Pop culture obsessives writing for the pop culture obsessed.

Germany has a strange history of video game censorship

Screenshot: YouTube

Germany doesn’t run from its dark history—as a country, it’s actively worked to preserve evidence of the atrocities committed during World War II and has reconfigured its notion of Germanhood in its wake. Artworks that depict Nazis and Nazism are presented with an almost sacrosanct reverence, so that future generations can learn from the actions of the past. Video games are caught in a weird nexus, though, as German censors don’t classify them as art, and so require their creators to jump through weird loopholes.

In games, images of violence, particularly the iconography of the Third Reich, are totally verboten. Publishers are willing to sometimes drastically alter their games because the German market is the biggest in Europe, leading to some truly bizarre tweaks, as an insightful video from Dorkly points out in a detail-rich video.

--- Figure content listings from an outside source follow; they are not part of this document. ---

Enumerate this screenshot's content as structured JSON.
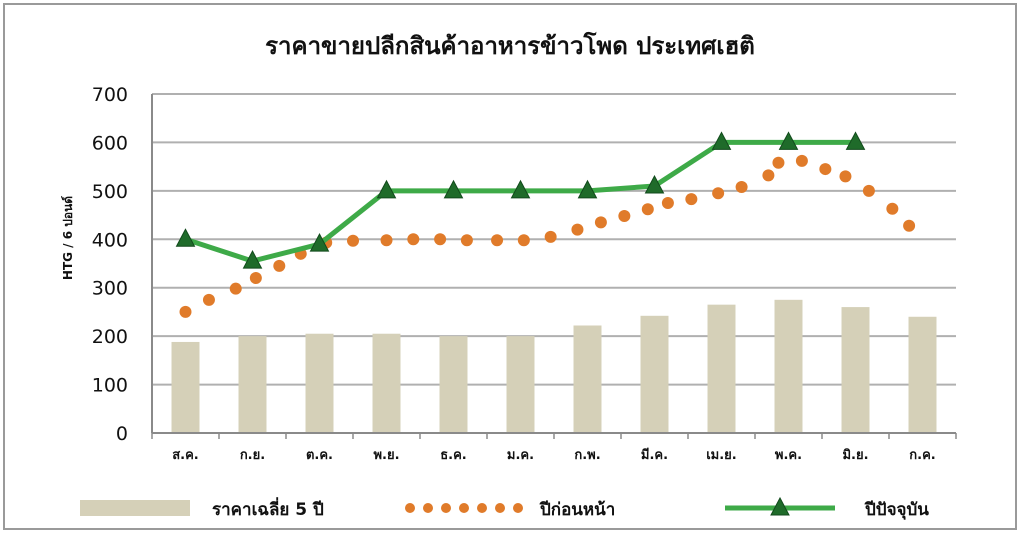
{
  "chart_data": {
    "type": "bar+line",
    "title": "ราคาขายปลีกสินค้าอาหารข้าวโพด ประเทศเฮติ",
    "ylabel": "HTG / 6 ปอนด์",
    "xlabel": "",
    "ylim": [
      0,
      700
    ],
    "yticks": [
      "0",
      "100",
      "200",
      "300",
      "400",
      "500",
      "600",
      "700"
    ],
    "grid": true,
    "legend_position": "bottom",
    "categories": [
      "ส.ค.",
      "ก.ย.",
      "ต.ค.",
      "พ.ย.",
      "ธ.ค.",
      "ม.ค.",
      "ก.พ.",
      "มี.ค.",
      "เม.ย.",
      "พ.ค.",
      "มิ.ย.",
      "ก.ค."
    ],
    "series": [
      {
        "name": "ราคาเฉลี่ย 5 ปี",
        "kind": "bar",
        "color": "#d5d0b8",
        "values": [
          188,
          200,
          205,
          205,
          200,
          200,
          222,
          242,
          265,
          275,
          260,
          240
        ]
      },
      {
        "name": "ปีก่อนหน้า",
        "kind": "dotted-line",
        "color": "#e07b2a",
        "x": [
          0,
          0.35,
          0.75,
          1.05,
          1.4,
          1.72,
          2.1,
          2.5,
          3.0,
          3.4,
          3.8,
          4.2,
          4.65,
          5.05,
          5.45,
          5.85,
          6.2,
          6.55,
          6.9,
          7.2,
          7.55,
          7.95,
          8.3,
          8.7,
          8.85,
          9.2,
          9.55,
          9.85,
          10.2,
          10.55,
          10.8
        ],
        "values": [
          250,
          275,
          298,
          320,
          345,
          370,
          393,
          397,
          398,
          400,
          400,
          398,
          398,
          398,
          405,
          420,
          435,
          448,
          462,
          475,
          483,
          495,
          508,
          532,
          558,
          562,
          545,
          530,
          500,
          463,
          428
        ]
      },
      {
        "name": "ปีปัจจุบัน",
        "kind": "line-marker",
        "color": "#3eaa48",
        "values": [
          400,
          355,
          390,
          500,
          500,
          500,
          500,
          510,
          600,
          600,
          600,
          null
        ]
      }
    ]
  }
}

The film Indiana Jones And The Last Crusade, for example, was able to portray swastikas clearly, but in the game adaptation, they’re blocked with little black squares. In Wolfenstein: The New Order, they’re turned into little emblems for the game; South Park just has huge black boxes over all Nazis. The censors dislike games that incentivize killing, so sometimes whole score-attack game modes (like Resident Evil 5) are axed. Since games aren’t art, they shouldn’t contain human death, so often all people are inexplicably turned into robots, as in these bizarre before-and-after images from Command & Conquer: Generals.


They don’t even want things that look like the old SS lightning-bolt logo, which led to an entire skating brand being removed from Skate 2 and KISS’s albums being released with this alternate logo.

Screenshot: Vimeo

Would Germany have been fine just missing out on KISS’s Alive 35 album? Perhaps. But censorship doesn’t take risks.